In light of my ongoing review of Thompson's latest book, I was re-reading this today from Lakoff and Johnson's Philosophy in the Flesh
(pp. 4-6), and it seems like a good place to interject some excerpts,
as they are in line with Thompson's naturalistic neurophenomenology:
"Reason is not 'universal' in the transcendent sense; that is, it is
not part of the structure of the universe. It is universal, however, in
that it is a capacity shared universally by all human beings. What
allows it to be shared are the commonalities that exist in the way our
minds are embodied.
"The phenomenological person, who through
phenomenological introspection alone can discover everything there is to
know about the mind and the nature of experience, is a fiction.

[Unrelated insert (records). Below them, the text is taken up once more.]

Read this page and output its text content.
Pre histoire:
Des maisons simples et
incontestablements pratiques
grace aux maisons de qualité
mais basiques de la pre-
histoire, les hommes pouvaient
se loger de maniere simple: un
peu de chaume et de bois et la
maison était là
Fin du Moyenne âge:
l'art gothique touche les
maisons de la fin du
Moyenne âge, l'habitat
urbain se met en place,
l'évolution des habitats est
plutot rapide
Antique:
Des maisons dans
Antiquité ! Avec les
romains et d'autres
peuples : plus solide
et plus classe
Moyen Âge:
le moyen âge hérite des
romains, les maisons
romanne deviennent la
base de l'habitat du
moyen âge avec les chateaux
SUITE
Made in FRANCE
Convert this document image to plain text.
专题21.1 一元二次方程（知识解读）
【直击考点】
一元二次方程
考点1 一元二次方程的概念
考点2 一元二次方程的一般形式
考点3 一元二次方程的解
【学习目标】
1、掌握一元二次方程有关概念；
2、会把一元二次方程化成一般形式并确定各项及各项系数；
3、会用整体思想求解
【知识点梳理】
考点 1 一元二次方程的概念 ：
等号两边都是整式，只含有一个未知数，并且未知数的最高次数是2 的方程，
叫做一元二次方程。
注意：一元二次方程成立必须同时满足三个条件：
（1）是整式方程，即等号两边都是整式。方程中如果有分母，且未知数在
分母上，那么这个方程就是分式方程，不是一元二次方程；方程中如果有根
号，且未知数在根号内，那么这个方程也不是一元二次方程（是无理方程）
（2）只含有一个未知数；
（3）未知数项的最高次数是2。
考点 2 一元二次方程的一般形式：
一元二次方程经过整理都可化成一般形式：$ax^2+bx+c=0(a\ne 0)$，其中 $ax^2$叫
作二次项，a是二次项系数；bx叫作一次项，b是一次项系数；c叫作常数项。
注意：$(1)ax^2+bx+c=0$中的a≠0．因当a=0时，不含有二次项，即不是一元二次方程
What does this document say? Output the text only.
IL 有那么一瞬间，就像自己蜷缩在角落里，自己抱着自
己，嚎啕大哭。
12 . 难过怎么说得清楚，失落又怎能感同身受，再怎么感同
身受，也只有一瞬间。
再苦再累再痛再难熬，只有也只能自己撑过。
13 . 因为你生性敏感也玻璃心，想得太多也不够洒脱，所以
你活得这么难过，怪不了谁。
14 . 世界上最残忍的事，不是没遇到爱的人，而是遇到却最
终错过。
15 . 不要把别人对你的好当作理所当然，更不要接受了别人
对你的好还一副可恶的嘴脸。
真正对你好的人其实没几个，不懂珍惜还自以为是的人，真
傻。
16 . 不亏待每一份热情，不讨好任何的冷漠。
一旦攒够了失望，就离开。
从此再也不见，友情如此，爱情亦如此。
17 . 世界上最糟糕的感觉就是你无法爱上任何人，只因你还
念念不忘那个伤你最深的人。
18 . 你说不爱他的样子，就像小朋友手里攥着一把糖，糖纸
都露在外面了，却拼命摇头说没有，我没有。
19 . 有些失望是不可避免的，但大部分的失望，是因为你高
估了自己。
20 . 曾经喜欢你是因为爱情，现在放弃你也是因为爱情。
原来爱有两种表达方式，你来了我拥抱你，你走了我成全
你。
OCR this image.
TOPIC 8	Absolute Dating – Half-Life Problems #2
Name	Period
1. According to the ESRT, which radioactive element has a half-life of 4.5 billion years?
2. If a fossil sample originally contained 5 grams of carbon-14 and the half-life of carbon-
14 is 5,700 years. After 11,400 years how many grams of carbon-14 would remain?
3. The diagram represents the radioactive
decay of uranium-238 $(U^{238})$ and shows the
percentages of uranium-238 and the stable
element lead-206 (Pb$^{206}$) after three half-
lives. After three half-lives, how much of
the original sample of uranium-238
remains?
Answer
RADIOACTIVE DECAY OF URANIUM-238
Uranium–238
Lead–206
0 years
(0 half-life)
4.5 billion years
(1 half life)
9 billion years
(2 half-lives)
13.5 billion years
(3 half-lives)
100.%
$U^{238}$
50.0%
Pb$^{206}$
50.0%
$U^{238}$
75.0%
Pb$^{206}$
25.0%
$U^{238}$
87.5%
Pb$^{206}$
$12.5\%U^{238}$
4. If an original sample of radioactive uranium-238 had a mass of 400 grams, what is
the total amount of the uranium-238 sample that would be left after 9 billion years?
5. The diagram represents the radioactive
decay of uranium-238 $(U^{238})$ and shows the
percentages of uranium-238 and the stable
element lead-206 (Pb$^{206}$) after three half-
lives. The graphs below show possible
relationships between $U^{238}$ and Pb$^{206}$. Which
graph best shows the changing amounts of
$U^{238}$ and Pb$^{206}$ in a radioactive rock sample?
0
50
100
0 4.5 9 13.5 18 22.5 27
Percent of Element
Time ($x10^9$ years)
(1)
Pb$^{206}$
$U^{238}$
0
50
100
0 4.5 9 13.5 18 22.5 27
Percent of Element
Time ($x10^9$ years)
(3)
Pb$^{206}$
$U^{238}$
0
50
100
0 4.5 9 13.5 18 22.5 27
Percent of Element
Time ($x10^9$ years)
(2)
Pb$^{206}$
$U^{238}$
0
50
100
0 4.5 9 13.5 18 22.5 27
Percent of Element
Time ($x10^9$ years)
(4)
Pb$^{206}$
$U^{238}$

Although we can have a theory of a vast, rapidly and automatically
operating cognitive unconscious, we have no direct conscious access to
its operation and therefore to most of our thought. Phenomenological
reflection, though valuable in revealing the structure of experience,
must be supplemented by empirical research into the cognitive
unconscious.
"There is no poststructuralist person—no
completely decentered subject for whom all meaning is arbitrary, totally
relative and purely historical contingent, unconstrained by body and
brain. The mind is not merely embodied, but embodied in such a way that
our conceptual systems draw largely upon the commonalities of our bodies
and of the environments we live in. The result is that much of a
person’s conceptual system is either universal or widespread across
languages and cultures. Our conceptual systems are not totally relative
and not merely a matter of historical contingency, even though a degree
of conceptual relativity does exist and even though historical
contingency does matter a great deal. The grounding of our conceptual
systems in shared embodied and bodily experience creates a largely
centered self, but not a monolithic self.
"There exists no
Fregean person--as posed by analytic philosophy--for whom thought has
been extruded from the body. That is, there is no real person whose
embodiment plays no role in meaning, whose meaning is purely objective
and defined by the external world, and whose language can fit the
external world with no significant role played by mind, brain, or body.
Because our conceptual systems grow out of our bodies, meaning is
grounded in and through our bodies. Because a vast range of our concepts
are metaphorical, meaning is not entirely literal and the classical
correspondence theory of truth is false. The correspondence theory holds
that statements are true or false objectively, depending on how they
map directly onto the world--independent of any human understanding of
either the statement or the world. On the contrary, truth is mediated by
embodied understanding and imagination. That does not mean that truth
is purely subjective or that there is no stable truth. Rather, our
common embodiment allows for common, stable truths."